Reading code isn't just about being able to read the code, but also about being able to understand it. This isn't always to do. Providing just enough information to convey your thoughts, with out providing too much information as to overload the reader (often times you) is hard, not only in writting code, but also in writing for humans. After all, Brevity is the soul of wit.

Languages such as C++ and Java are often overly verbose. They overload programmers with extra information and force users to reason about more than just what their code is doing. Take for example this Java Snippet to write to a file:

public class CreateFile {
public static void main(String[] args) {
try {
FileWriter myWriter = new FileWriter("filename.txt");
myWriter.write("Files in Java might be tricky, but it is fun enough!");
System.out.println("Successfully wrote to the file.");
} catch (IOException e) {
System.out.println("An error occurred.");

While its painfully obvious what the code is doing, and what kind of data and objects the code is working with, the keyword is painfully. Often times, a Java project expands into an overly verbose codebase with adapters and factories, and class names that could probably be a program in other languages.

On the other end of the spectrum, we have languages such as Python. For example here is writing to a file in python:

f = open("filename.txt", "w")
f.write("Files in Python might not be tricky, but it is fun enough!")

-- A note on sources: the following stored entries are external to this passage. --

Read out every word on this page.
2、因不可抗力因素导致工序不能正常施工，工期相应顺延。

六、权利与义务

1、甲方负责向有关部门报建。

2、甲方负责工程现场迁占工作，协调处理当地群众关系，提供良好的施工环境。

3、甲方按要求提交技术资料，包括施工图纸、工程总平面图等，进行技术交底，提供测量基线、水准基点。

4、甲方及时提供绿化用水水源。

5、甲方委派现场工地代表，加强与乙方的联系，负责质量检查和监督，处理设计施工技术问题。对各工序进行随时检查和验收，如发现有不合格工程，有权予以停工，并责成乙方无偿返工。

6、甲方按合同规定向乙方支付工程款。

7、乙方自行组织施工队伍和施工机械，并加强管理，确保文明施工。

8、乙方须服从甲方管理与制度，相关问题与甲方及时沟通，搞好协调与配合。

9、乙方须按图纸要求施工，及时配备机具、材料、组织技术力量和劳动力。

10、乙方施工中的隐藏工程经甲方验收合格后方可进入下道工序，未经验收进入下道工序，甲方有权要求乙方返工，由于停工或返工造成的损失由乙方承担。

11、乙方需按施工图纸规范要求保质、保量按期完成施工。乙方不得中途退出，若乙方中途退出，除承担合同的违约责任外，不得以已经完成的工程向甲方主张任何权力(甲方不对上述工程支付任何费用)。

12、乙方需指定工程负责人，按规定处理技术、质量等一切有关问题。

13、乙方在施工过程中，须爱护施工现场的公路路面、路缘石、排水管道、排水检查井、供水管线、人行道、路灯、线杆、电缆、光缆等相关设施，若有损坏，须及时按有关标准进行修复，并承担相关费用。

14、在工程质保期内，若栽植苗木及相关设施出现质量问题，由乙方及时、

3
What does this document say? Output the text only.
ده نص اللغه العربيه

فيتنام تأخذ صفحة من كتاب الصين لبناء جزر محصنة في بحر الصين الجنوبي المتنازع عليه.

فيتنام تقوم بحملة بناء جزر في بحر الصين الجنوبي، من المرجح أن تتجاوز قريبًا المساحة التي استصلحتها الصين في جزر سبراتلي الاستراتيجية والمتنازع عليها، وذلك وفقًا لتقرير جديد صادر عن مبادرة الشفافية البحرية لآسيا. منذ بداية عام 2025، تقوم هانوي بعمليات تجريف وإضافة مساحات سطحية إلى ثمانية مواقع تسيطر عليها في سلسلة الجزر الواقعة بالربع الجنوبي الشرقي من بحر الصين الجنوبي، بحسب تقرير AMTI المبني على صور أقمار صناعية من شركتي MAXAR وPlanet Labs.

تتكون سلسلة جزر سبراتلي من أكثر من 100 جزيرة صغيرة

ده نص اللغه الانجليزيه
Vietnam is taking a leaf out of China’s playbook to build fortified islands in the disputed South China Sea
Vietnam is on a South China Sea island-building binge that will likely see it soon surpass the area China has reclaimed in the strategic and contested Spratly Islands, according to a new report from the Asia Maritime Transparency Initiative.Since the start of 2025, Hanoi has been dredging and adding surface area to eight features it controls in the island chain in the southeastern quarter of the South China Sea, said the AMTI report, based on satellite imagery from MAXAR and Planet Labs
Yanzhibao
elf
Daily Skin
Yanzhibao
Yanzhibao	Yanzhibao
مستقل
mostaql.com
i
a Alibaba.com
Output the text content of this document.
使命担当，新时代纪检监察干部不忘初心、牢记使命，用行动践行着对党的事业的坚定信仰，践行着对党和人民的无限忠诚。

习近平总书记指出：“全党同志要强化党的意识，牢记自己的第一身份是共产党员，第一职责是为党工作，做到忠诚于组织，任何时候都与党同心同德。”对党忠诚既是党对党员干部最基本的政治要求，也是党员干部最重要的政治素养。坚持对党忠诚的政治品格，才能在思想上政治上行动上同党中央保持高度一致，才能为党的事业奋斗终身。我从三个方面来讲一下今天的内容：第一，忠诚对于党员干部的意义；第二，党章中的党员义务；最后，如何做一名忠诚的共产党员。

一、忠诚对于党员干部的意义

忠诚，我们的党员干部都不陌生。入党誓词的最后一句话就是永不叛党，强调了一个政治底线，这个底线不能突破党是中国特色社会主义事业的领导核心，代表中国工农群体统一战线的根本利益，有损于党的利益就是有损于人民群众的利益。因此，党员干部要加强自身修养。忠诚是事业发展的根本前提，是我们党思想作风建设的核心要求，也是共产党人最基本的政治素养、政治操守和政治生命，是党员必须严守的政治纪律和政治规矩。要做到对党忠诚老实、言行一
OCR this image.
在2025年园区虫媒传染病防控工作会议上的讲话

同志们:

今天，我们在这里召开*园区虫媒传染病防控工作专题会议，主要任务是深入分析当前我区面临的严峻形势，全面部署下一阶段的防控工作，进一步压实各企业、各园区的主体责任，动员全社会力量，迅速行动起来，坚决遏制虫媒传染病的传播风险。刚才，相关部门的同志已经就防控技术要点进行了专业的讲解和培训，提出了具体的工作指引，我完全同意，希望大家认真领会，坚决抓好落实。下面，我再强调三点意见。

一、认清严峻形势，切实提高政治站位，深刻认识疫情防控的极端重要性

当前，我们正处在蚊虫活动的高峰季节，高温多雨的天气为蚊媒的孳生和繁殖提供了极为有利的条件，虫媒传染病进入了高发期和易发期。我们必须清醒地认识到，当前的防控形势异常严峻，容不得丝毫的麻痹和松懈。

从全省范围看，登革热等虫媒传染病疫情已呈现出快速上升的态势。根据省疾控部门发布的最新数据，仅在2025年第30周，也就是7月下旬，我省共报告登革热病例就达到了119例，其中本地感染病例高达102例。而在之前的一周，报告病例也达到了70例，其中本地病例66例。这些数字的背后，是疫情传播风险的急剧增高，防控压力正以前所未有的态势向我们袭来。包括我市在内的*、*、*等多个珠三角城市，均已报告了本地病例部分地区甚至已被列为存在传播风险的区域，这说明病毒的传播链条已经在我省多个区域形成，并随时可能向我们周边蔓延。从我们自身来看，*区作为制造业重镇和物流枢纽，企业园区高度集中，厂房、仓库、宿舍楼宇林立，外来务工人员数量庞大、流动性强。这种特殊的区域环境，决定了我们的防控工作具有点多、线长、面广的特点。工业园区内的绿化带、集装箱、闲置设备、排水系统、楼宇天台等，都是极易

Its much shorter and easier to read than Java. However, in larger codebases, python's conciseness fails to accurately convey critical context. For example if we look at this python function's signature, this lack of context is painfully obvious:

def saveUser(user, db):

What properties are on user? What is the contract of the DB object? Its not easy to tell, and often requires agressive testing in order to make sure everything is being passed around correctly, and when developing code, it requires a lot of back and forth in order for the programmer to figure out exactly what properties are available.

The obvious difference between the Java and Python is the use of types. This seems to introduce a contradiction: types are needed to provide context, but to many types overloads the programmer with types.

Type and type annotation are definitely needed to provide the needed context, but there is a fine line between to much context and not enough, this is a line that Arbor walks.